We identified five main limitations to the current study. The first is associated with classifying each reader into one of four categories through the median split of their EMI or number of courses. This method was adopted to follow a similar analysis by Drew et al.6 and allows for a comparison. Yet, the binary categorization has the disadvantage of classifying observers with similar parameters in different categories but on opposite sides of the cutoff threshold. Our results suggest that radiologists lie on a continuous spectrum of scanner and driller strategies rather than only two distinct separate strategies. The second limitation of this study is that we used an identical gaze cone of 5 deg for all readers.
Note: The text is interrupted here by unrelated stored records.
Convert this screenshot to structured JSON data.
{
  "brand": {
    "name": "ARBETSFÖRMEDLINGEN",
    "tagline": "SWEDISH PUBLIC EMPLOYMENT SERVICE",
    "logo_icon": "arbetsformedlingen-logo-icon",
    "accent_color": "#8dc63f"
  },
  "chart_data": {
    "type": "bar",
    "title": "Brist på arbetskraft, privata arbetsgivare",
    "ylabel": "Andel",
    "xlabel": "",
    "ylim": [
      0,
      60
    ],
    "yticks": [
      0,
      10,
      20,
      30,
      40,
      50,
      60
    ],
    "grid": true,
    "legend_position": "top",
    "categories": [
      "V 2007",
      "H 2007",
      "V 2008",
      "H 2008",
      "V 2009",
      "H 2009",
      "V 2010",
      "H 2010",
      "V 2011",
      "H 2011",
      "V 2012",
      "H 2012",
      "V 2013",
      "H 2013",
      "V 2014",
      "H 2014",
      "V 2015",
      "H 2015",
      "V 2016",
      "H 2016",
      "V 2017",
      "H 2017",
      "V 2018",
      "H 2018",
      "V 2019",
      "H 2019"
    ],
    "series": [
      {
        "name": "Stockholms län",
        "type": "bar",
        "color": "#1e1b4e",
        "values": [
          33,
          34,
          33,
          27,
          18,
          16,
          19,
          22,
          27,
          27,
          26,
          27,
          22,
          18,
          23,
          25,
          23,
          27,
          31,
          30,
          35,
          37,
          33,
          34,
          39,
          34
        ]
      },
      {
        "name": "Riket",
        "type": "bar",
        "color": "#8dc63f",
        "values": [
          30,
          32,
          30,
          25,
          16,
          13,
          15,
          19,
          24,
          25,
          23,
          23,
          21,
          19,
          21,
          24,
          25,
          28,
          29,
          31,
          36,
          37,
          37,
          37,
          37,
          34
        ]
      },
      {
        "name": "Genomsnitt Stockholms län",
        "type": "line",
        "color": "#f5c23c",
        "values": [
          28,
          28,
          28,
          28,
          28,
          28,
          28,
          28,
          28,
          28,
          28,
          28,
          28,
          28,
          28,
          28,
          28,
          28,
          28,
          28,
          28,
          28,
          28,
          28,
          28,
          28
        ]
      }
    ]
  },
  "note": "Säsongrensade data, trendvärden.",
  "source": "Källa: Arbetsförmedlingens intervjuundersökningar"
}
In reality, we expect this angle to vary between individual readers.17 Furthermore, the signal detectability is known to vary continuously according to the eccentricity,34 and not to abruptly become detectable for regions within 5 deg from the fovea.35 However, we postulate this should not affect our main observations, which averaged eye movement behavior across 20 readers. The third limitation is related to the demography of our subjects. With only 3 out of 20 radiologists with more than 5 years of professional experience in abdominal cross-sectional imaging, it is possible that their performance might be different from what might be observed in more experienced radiologists. A final limitation arises from the study design. In our experiment, the readers knew that each case had at least one lesion, which is not the case in clinical practice for which a majority of images are lesion free.36 The design was chosen to maximize the number of lesion present measurements and missed lesions, which previous studies have shown to be the predominant difference across scanner and driller strategies.33 In clinical practice, radiologists are unlikely to explore each case as thoroughly as they did in this study. It is also possible that the driller strategy would not be as efficient in real clinical practice. Future studies should investigate how lesion prevalence interacts with search strategies.36,37
The current study suggests that the traditional characterization of scanners and drillers might be extended to include the number of scrolled courses as a new component. Our findings can help better characterize search strategies of radiologists reading CT images and further investigate the influence of search strategies on detection performance.
This work was supported by Swiss National Fund (Grant No. SNF 320030_156032/1) and National Institute of Health (Grant Nos. R01-EB018958 and R01-EB026427). We thank all the radiologists who took part in this study.